Winnipeg’s arts community is remembering a passionate patron whose quiet generosity benefited cultural organizations across Canada.

Kathleen Margaret Richardson, 91, daughter of James and Muriel Richardson, died Saturday.

“Throughout her life, Miss Richardson remained a quiet philanthropist, contributing to numerous worthwhile causes through the Kathleen M. Richardson Foundation,” states a news release from James Richardson and Sons, the Winnipeg-based corporation that owns companies in several industries including agriculture.

Richardson was best known as patron extraordinaire of the arts, and was especially involved with the Royal Winnipeg Ballet. 

Former principal dancer Evelyn Hart said Richardson left an indelible mark on the ballet world.

“She was really the fairy godmother of the Winnipeg ballet and the arts in Winnipeg. I call her a sort of a gentle giant,” Hart said.

“She was a great supporter of the dancers and kept us always feeling like we were important. Personally, I was always supported by her in many, many ways. I could not be more grateful.”

Richardson was also a director of the Richardson corporation for more than 40 years, from 1954 to 1998.

During that time, she helped guide the expansion of Pioneer Grain, the development of Lombard Place in downtown Winnipeg, including the Richardson Building and Fairmont Hotel, and shepherded the growth of the corporation’s financial services operation into an international brokerage.

She also served in the director role for companies outside of James Richardson and Sons, including Sun Life Assurance Company from 1978 to 1998, Barclays Bank of Canada from 1984 to 1994, and Gulf Canada Limited from 1977 to 1987.

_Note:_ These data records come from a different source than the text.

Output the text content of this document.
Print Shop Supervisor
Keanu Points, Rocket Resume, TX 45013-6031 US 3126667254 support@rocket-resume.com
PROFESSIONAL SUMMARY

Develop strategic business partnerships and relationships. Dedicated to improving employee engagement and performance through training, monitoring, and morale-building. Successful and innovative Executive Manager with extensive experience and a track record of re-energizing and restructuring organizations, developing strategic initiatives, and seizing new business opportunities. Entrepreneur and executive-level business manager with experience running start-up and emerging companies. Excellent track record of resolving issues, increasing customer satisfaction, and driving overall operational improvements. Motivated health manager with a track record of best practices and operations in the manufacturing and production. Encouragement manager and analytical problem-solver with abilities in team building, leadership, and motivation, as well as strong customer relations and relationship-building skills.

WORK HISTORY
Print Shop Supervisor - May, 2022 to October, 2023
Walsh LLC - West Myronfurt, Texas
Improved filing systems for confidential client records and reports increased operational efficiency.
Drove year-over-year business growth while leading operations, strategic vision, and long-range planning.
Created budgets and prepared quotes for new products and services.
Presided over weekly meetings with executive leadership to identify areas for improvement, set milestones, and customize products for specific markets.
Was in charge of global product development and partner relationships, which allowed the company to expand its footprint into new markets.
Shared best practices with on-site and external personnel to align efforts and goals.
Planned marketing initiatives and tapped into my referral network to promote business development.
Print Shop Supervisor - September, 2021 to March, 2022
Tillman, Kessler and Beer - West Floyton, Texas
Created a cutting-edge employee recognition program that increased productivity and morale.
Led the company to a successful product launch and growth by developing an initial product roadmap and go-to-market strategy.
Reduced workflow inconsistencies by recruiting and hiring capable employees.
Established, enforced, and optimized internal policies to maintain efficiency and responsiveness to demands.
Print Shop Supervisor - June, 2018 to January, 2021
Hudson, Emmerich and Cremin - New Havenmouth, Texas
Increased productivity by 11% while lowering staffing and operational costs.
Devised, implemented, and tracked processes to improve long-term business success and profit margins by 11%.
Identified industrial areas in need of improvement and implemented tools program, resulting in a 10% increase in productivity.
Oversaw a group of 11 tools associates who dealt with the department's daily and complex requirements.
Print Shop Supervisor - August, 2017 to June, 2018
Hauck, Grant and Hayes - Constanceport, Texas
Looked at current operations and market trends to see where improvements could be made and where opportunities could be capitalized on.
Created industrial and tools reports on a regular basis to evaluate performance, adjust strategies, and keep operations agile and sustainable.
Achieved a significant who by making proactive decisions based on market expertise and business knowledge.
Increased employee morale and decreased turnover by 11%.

But Richardson is best known for her unwavering support of the arts—and always doing so anonymously. 

“Always preferring to remain anonymous, her extraordinary generosity benefited arts and cultural organizations across Canada,” the news release states.

“She believed strongly in the words often quoted by her mother Muriel Richardson, ‘Unto whom much is given, much is required.'”

Kathleen Richardson was instrumental in opening the RWB’s building in downtown Winnipeg in 1988. (Google Street View)

Richardson served as president of the RWB from 1957 to 1961 and was instrumental in the opening of the RWB’s downtown base in Winnipeg in 1988.

She remained as honorary president from 1963 until her death.

Richardson was also an officer with the Order of Canada, and a member of the Order of Manitoba.